12 thoughts on “Living in an Air Castle I

  1. Pingback: Trees as Metaphors « creatingreciprocity

  2. Colin

    I feel like these steps are so foreign to many people in the world today. Whether they simply don’t know, or they take steps to obfuscate the way to true achievement from themselves, I am not sure. However, it seems that living in a fantasy land where you dream that you are a big achiever is not the only step in the process.
    There are many people that say you need to dream big, and that is true, but you also need to be specific to be successful. Saying I want to be rich someday and imagining what you would do if you were rich is not going to get you that way if you sit home all day and watch TV. The fantasies are ok, as long as there is plenty of reality and hard work to go along with it. As in all things, balance is the key. Thanks!

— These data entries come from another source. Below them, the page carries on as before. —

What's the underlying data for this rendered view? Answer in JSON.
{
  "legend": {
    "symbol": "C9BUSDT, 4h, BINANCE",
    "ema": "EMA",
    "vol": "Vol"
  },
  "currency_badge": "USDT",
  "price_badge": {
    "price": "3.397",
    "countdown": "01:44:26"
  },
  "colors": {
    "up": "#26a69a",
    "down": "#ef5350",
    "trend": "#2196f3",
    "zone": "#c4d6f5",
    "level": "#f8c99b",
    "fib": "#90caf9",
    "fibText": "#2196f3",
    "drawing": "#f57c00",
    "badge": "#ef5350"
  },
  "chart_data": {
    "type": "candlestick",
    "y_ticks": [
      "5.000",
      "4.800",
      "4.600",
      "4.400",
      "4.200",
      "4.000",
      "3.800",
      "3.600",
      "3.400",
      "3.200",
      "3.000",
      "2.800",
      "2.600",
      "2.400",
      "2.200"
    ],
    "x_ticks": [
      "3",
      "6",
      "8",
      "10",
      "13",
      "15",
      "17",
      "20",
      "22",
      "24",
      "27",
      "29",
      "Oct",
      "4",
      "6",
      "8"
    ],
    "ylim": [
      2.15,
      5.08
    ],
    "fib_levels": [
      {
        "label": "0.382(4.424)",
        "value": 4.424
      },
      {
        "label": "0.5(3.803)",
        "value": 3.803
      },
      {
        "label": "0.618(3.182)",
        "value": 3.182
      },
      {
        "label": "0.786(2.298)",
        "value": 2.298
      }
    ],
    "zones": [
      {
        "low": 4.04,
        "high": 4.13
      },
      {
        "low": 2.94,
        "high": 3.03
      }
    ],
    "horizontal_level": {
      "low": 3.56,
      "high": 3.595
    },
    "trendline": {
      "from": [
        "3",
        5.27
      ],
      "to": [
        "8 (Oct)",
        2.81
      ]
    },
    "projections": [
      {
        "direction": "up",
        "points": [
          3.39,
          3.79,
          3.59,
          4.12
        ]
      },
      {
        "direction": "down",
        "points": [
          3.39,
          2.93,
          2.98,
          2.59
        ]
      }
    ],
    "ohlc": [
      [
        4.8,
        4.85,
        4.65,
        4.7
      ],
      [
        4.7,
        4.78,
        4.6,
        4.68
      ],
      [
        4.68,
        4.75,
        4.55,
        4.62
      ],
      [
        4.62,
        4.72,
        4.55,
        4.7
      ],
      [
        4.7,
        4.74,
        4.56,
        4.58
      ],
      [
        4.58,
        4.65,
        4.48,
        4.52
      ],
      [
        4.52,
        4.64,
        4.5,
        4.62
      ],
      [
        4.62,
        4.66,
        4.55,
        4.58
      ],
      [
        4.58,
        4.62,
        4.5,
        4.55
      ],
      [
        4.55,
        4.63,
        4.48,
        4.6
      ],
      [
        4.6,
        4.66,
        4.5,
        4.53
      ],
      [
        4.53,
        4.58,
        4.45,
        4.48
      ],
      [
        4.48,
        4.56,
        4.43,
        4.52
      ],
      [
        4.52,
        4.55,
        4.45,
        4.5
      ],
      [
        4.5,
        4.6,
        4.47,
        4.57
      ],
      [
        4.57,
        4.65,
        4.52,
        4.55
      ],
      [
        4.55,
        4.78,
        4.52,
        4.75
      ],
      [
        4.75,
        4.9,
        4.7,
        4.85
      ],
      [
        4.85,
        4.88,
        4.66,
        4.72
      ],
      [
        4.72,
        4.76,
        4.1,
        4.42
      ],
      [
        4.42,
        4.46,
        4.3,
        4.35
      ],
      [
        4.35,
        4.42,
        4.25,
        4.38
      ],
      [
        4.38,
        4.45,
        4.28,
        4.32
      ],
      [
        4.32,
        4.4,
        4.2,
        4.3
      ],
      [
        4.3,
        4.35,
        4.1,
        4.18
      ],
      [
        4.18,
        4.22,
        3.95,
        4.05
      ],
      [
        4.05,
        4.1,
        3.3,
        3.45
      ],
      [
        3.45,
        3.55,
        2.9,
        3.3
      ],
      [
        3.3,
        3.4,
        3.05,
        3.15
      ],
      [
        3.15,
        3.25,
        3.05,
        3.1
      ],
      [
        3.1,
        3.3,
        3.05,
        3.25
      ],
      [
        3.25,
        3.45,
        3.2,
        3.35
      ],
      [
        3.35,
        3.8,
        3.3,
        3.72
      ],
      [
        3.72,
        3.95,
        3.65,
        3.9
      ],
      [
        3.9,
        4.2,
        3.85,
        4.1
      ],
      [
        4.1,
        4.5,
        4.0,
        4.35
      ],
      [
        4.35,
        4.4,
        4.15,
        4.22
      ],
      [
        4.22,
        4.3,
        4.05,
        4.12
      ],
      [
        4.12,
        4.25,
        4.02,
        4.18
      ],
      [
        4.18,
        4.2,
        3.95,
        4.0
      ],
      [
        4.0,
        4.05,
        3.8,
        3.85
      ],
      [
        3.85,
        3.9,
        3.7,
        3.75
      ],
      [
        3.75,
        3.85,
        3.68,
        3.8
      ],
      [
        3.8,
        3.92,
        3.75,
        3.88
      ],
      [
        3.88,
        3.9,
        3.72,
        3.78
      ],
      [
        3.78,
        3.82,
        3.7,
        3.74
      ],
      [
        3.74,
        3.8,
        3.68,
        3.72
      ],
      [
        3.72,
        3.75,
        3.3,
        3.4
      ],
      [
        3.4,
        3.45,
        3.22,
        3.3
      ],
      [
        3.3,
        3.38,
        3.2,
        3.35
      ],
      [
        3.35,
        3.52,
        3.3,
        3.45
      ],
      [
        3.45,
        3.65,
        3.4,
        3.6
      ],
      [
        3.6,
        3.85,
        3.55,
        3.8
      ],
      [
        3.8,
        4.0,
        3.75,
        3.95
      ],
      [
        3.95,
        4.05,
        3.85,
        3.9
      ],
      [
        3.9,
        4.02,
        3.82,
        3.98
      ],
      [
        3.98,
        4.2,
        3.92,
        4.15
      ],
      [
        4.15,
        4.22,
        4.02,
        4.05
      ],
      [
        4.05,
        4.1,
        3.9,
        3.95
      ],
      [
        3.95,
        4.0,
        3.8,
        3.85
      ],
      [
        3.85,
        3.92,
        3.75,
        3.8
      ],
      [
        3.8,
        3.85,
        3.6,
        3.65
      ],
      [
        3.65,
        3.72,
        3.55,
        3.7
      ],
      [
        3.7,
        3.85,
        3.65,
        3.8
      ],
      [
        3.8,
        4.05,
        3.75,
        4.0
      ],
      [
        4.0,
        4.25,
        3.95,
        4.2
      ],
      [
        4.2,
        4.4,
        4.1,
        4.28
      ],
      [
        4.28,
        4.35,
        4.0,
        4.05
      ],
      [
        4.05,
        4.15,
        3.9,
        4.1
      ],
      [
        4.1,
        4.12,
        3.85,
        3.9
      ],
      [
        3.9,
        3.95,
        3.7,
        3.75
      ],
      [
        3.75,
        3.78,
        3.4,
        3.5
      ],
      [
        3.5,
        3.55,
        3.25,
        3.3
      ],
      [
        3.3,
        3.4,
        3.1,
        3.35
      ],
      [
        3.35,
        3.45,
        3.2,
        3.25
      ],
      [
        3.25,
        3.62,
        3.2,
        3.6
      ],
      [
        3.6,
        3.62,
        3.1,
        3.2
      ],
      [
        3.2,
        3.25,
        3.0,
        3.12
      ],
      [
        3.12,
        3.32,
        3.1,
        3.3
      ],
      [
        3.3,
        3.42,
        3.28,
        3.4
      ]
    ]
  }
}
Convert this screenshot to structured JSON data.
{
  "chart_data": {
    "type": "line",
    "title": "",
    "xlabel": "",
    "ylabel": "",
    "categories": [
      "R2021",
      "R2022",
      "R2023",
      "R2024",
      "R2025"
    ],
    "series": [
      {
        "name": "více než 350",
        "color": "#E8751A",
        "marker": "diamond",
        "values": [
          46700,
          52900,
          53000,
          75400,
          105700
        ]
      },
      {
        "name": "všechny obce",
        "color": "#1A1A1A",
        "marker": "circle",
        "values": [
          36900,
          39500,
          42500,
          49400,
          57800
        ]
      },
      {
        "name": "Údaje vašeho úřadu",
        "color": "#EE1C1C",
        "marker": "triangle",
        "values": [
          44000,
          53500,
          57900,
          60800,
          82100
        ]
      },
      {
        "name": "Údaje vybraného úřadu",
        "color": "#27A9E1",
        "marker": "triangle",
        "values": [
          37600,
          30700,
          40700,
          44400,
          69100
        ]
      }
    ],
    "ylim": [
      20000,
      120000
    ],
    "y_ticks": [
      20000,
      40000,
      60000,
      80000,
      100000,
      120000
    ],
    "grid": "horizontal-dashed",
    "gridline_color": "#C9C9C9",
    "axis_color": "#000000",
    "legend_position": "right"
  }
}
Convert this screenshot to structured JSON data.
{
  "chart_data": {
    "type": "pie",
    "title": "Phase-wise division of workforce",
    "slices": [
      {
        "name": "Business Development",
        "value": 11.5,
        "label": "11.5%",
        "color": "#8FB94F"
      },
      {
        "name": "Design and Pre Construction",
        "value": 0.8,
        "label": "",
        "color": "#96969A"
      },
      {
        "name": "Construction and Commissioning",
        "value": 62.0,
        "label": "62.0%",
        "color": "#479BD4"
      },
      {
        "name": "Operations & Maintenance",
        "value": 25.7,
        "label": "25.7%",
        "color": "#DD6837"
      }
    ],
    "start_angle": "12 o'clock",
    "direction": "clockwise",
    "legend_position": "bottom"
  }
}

  3. I really like that tree analogy – it seems to me that it could apply to almost anything from ideas to organisations. It seems to me that it is the first stage that is really crucial as even though the newly germinated seedling has little obvious ‘growth’ it has established roots under ground and it is from here that the growth really comes right from the start – interesting analogy – thanks.


  4. David R

    These principles surely apply to anyone with the incination to develop his or her own business. They are also true, however, for anyone, regardless of the nature of his or her employment. The most in-demand employees are those who act like owners, who assume responsibility rather than fleeing from it, who base their work on substance rather than appearance. We are each independent businesses in one sense, while in another we are all inextricably related. Lasting success is never an isolated thing. Great principles for anyone to live by!


  5. Doug

    The outsourcing of certain business functions and the model of independent contractors has created the model of today’s business which can be very dependent on the cooperation of a collection of small companies. Some are great partners as they have developed from solid well executed ideas others are “air castles”. The “air castle” owners usually are great idea people but poor executers because they don’t understand the amout of initial commitment it takes to launch one idea. Often their error is too many fronts, so their unrealistic grasp of the focus required leads to a string of “air castles”. Valuable thoughts for anyone thinking about starting a You,Inc.


  6. MMc

    In every successful business there is the foundation of the initial work and the life’s blood of a business is usually the daily repetition of it. That’s why when I started my career I decided to find something I love to do. Many of the people that work in my company took a job to start but I’ve watched the “love” develop as they recognized the value of our service in the market. Great post thanks.


  7. Ricardo B.

    This does require a certain level of discipline, to forgo what you like for what is right and proper in the use of your energies. If it is constructive, if there is the building up of ideas into concrete form, when things are getting done, that’s evidence of a good use of energies. Time needs to spent in creative thought no doubt, but surely enough those thoughts need to put into action to see the light of day in order for there to be forward movement. For me, that’s always the crux in terms of finding that balance, where too much of one and not enough of the other makes me feel off-center and I know then something is not right.
    The mind can object at any given point when faced with pressure, and things thus get delayed. A little gem you’ve made note of many times before which I always go back to, is to stay relaxed. Tension can only obscure things and certainly does not add any positive value to the situation. Learn to enjoy the pressure, keep yourself fit at all levels to be a sturdy ship in the ocean, and life then reveals to you its tremendous adventure for now you are able to see it that way!